Mais adiante a historiadora continua:


“Praticamente todos os homens na futura relação de Lênin de jornalistas políticos, economistas, críticos literários, filósofos e editores devia sua vaga nos navios à sua participação na campanha antibolchevique pelos jornais. Se alguém escrevesse defendendo o outro lado, provavelmente seria deportado.”

(página 43)


O livro está repleto de exemplos de como o projeto bolchevique imaginado e implantado por Lênin no início da Revolução de Outubro e, sobretudo, durante a Guerra Civil nunca fora democrático. O socialismo, em todos os lugares onde foi implantado, mal grado a vontade de muita gente ingênua, jamais produziu riqueza e igualdade e ainda por cima solapou os valores democráticos, extinguindo as liberdades individuais, alicerces fundamentais de uma sociedade livre.


É falaciosa, portanto, a idéia de que se Lênin não tivesse morrido em 1924, ou mesmo Trotsky tivesse derrotado Stálin, o regime socialista na União Soviética teria tido outro rumo. O que se vê nas obras de Lênin e de Trotsky ou nas suas ações políticas, leva-nos a uma conclusão óbvia: leninismo, trotskismo ou stalinismo, não importa: todos desprezavam a democracia, as liberdades e a vida humana. Eram, desde as origens, doutrinas assassinas e liberticidas!

12 comentários:

Anônimo disse...

professor,encontrei algo ,que ACHO, que desafia sua afirmação(Não existe nenhum livro escrito por Lênin em que ele defenda a democracia): http://pt.wikipedia.org/wiki/O_estado_e_a_revolu%C3%A7%C3%A3o http://www.dotecome.com/blog/imagens/estadoerevolucao.jpg

Anônimo disse...

Já haiva notado a simpatia do autor do livro com as idéias Socialistas. O livro faz duras criticas ao consumo, capitalismo e principalmente aos Estados Unidos. Porém quando o assunto é Fidel Castro, Socialismo, Reforma Agrária, Esquerda, Stalin, Lula, parece-me que o autor defende essas personalidades/idéais com unhas e dentes.

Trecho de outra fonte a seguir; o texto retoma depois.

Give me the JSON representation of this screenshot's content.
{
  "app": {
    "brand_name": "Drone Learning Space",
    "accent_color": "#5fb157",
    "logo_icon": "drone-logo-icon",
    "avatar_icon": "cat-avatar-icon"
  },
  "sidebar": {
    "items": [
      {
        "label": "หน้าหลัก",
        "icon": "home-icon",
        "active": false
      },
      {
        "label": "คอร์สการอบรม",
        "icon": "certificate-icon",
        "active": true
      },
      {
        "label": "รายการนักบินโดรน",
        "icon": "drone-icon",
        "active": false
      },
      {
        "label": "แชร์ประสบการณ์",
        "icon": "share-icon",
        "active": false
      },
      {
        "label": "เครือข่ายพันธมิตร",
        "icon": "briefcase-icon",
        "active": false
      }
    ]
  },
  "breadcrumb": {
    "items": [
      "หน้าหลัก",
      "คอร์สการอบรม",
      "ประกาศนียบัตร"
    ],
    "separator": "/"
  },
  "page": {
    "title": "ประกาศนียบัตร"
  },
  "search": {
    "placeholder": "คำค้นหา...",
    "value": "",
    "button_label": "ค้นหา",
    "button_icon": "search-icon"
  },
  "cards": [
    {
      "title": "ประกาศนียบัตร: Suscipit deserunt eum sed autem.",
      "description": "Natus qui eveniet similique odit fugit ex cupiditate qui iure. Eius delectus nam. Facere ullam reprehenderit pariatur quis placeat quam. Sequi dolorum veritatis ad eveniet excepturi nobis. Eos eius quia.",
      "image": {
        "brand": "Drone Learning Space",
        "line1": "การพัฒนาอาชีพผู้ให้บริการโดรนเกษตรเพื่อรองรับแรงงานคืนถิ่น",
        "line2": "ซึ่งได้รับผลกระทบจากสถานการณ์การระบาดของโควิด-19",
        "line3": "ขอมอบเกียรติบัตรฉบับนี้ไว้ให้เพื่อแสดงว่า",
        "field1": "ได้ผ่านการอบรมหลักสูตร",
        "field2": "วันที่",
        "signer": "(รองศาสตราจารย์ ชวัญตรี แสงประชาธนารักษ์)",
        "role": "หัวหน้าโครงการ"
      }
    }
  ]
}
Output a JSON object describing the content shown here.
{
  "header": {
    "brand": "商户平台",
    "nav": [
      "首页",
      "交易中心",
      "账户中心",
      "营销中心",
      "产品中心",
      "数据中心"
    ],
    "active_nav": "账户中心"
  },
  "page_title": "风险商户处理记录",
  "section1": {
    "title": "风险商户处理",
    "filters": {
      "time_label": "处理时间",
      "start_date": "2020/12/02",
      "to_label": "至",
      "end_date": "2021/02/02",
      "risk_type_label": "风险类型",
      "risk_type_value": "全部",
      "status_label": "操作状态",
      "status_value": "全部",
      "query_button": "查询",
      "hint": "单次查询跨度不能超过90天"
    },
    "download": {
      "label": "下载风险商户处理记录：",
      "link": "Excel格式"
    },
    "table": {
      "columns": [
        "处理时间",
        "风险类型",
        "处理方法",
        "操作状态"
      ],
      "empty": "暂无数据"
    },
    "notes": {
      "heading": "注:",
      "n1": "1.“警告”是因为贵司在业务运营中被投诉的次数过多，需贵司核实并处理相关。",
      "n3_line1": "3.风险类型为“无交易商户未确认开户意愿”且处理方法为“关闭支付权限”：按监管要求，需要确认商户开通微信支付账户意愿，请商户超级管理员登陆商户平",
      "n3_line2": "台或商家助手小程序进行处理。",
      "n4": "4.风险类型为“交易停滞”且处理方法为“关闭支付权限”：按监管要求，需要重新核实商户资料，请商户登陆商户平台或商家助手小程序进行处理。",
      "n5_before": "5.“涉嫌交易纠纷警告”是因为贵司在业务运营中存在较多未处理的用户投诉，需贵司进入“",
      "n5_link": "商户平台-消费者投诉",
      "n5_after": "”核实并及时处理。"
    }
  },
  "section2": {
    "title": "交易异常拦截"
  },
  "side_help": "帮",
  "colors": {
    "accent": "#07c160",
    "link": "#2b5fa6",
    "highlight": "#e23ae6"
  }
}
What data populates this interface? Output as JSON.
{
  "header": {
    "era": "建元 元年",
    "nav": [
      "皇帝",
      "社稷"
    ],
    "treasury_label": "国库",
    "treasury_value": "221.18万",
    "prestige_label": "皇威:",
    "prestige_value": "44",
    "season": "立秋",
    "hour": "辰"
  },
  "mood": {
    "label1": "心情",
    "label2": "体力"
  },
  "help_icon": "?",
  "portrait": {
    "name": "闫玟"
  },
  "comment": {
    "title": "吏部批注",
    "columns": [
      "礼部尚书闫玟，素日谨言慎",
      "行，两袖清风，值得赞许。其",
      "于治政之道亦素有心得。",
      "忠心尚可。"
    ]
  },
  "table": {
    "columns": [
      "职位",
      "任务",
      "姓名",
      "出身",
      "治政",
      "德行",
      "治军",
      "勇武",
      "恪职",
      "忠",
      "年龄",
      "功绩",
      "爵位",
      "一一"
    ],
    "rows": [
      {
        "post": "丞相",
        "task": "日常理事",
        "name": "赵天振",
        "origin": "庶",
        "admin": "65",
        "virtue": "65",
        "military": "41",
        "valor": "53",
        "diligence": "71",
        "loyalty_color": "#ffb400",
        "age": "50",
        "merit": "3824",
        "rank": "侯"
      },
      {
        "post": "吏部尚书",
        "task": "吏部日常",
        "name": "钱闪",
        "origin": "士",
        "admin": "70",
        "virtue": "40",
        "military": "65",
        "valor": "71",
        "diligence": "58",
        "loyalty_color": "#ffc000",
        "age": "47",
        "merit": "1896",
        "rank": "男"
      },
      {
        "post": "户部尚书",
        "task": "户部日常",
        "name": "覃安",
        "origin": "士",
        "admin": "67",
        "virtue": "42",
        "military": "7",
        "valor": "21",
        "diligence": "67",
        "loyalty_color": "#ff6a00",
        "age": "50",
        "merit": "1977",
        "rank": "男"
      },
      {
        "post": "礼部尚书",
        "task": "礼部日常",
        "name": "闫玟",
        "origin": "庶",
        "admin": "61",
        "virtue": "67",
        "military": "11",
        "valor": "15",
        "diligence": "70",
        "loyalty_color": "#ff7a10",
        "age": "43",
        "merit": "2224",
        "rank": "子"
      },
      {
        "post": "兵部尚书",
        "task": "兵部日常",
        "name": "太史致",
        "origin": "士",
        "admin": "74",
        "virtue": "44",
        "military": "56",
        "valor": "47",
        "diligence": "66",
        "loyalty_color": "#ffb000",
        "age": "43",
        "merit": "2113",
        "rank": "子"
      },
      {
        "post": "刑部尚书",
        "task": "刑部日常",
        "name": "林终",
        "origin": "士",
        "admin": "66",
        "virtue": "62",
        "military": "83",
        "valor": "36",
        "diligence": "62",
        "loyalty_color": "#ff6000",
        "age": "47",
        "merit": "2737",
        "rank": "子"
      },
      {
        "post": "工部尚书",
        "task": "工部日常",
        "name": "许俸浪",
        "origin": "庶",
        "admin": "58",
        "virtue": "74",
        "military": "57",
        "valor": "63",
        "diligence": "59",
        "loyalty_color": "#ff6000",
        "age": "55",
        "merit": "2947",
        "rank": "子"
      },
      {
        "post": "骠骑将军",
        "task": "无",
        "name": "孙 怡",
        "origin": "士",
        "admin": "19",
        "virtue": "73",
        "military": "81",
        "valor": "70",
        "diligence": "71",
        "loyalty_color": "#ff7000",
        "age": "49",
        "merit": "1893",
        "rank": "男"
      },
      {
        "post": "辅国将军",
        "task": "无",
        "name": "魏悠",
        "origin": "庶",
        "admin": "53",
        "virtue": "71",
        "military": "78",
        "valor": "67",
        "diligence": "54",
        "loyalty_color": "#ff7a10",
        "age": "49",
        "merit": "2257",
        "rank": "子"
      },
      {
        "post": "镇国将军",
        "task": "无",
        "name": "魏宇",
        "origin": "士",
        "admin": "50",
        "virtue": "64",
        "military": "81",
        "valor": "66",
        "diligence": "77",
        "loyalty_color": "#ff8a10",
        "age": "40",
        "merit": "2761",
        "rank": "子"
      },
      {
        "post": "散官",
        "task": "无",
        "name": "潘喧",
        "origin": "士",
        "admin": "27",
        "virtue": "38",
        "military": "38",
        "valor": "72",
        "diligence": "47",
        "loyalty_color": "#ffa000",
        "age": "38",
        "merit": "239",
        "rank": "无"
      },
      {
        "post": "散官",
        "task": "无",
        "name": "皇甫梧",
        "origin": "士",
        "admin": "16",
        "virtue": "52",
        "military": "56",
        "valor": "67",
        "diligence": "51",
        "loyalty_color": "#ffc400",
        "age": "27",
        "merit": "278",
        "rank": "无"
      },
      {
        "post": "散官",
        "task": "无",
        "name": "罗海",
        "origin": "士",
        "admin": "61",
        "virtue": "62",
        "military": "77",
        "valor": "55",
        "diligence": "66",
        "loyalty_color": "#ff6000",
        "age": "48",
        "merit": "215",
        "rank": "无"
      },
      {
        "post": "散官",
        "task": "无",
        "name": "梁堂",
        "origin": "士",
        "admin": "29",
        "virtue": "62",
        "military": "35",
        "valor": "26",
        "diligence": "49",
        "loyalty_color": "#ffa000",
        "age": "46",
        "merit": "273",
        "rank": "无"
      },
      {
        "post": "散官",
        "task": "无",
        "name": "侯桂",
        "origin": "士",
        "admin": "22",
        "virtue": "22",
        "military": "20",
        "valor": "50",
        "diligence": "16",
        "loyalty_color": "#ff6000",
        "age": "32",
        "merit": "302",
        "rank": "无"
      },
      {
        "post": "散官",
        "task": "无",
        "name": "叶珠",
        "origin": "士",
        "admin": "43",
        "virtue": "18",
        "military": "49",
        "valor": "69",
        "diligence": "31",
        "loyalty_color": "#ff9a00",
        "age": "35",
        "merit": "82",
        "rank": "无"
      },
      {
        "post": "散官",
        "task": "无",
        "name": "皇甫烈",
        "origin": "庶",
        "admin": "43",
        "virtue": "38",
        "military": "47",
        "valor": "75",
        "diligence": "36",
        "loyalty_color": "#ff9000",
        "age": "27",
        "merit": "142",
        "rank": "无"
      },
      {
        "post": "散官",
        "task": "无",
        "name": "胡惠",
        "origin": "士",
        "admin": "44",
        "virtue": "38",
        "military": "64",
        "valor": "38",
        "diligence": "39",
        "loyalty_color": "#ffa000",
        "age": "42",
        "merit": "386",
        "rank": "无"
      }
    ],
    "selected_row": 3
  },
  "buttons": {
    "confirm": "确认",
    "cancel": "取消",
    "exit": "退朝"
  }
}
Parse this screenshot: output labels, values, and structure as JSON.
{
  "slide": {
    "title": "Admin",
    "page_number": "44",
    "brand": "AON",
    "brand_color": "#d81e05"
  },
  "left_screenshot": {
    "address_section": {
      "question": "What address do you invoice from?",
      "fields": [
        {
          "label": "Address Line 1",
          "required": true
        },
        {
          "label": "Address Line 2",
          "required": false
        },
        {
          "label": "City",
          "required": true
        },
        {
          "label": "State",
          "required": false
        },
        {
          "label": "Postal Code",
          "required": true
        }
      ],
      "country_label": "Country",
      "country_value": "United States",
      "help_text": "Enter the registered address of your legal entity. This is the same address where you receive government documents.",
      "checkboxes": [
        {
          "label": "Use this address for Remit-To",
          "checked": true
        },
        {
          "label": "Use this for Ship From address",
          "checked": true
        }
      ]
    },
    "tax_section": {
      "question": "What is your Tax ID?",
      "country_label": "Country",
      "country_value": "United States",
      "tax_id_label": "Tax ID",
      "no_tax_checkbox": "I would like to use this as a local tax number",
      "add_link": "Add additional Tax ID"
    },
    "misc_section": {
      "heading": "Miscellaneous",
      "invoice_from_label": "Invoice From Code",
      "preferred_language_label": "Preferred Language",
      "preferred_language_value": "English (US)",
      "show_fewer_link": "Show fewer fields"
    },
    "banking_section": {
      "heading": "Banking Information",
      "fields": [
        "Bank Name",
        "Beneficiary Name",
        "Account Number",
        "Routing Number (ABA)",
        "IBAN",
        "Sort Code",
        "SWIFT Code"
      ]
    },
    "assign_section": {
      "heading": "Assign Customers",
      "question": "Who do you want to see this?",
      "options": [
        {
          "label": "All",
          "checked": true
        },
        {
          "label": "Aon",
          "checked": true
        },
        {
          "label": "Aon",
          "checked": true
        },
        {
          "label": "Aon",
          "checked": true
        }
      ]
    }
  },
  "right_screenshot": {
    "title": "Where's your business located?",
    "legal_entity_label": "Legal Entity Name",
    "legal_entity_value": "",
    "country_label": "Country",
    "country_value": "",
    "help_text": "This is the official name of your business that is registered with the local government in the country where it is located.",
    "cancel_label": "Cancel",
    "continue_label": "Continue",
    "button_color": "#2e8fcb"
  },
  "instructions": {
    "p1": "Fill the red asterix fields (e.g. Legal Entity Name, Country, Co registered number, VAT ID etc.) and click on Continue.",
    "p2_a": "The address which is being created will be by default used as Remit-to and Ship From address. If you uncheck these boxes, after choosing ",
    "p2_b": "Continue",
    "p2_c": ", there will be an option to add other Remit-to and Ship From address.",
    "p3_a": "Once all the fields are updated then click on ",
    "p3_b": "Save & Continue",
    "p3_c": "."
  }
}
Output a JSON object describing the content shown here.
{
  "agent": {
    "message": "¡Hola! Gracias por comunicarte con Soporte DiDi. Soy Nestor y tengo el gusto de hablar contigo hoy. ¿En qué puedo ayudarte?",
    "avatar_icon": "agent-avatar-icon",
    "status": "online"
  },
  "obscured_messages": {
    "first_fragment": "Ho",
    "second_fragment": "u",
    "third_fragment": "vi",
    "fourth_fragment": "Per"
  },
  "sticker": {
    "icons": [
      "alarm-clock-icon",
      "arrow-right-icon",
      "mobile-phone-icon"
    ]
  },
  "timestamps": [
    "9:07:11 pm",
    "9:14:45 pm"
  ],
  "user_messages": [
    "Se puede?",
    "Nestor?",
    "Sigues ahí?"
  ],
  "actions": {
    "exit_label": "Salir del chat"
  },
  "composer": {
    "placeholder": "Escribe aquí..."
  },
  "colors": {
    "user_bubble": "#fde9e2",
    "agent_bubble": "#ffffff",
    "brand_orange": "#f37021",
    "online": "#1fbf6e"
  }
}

Inclusive já teve até matéria da revista Veja mostrando os equívocos de alguns livros ditáticos, e o nosso livro estava lá, com uns três ou quatro comentários totalmente sem fundamento. Pena que não lembro de cor quais eram os assuntos e os equivocos do autor.

Gostaria de saber por que motivos escolheram esse livro, que na minha opinião tem uma linguagem pouco clara e didática, além de ser totalmente tendencioso por parte do autor.

Zé Costa disse...

Túlio, o livro foi um pedido meu junto à coordenação. O nosso livro, nesse assunto, não difere tanto de outros livros didáticos de história. A simpatia que intelectuais da área de humanas dispensam às idéias socialistas explicam porque a maioria dos livros didáticos DE HISTÓRIA deploram o sistema capitalista, o livre mercado e o lucro.

Acredite, tenho aqui 10 livros de história diferentes, todos para o ensino médio, e sem nenhuma exceção, todos piscam o olho para as ideias socialistas.



Lamento, com sinceridade, que você considere o texto de nosso livro de história ruim. De qualquer forma, tenho me empenhado em sala para corrigir distorções e trazer novas visões. Espero obter êxito.

Muito obrigado pela sua participação.

Zé Costa disse...

Armondes,

O livro que você sugere, foi escrito pouco antes da Revolução de Outubro. Nesta obra, Lênin critica com força os partidos de esquerda da época por fazerem uma leitura errada do marxismo. Quem tem a leitura correta? Ele, claro.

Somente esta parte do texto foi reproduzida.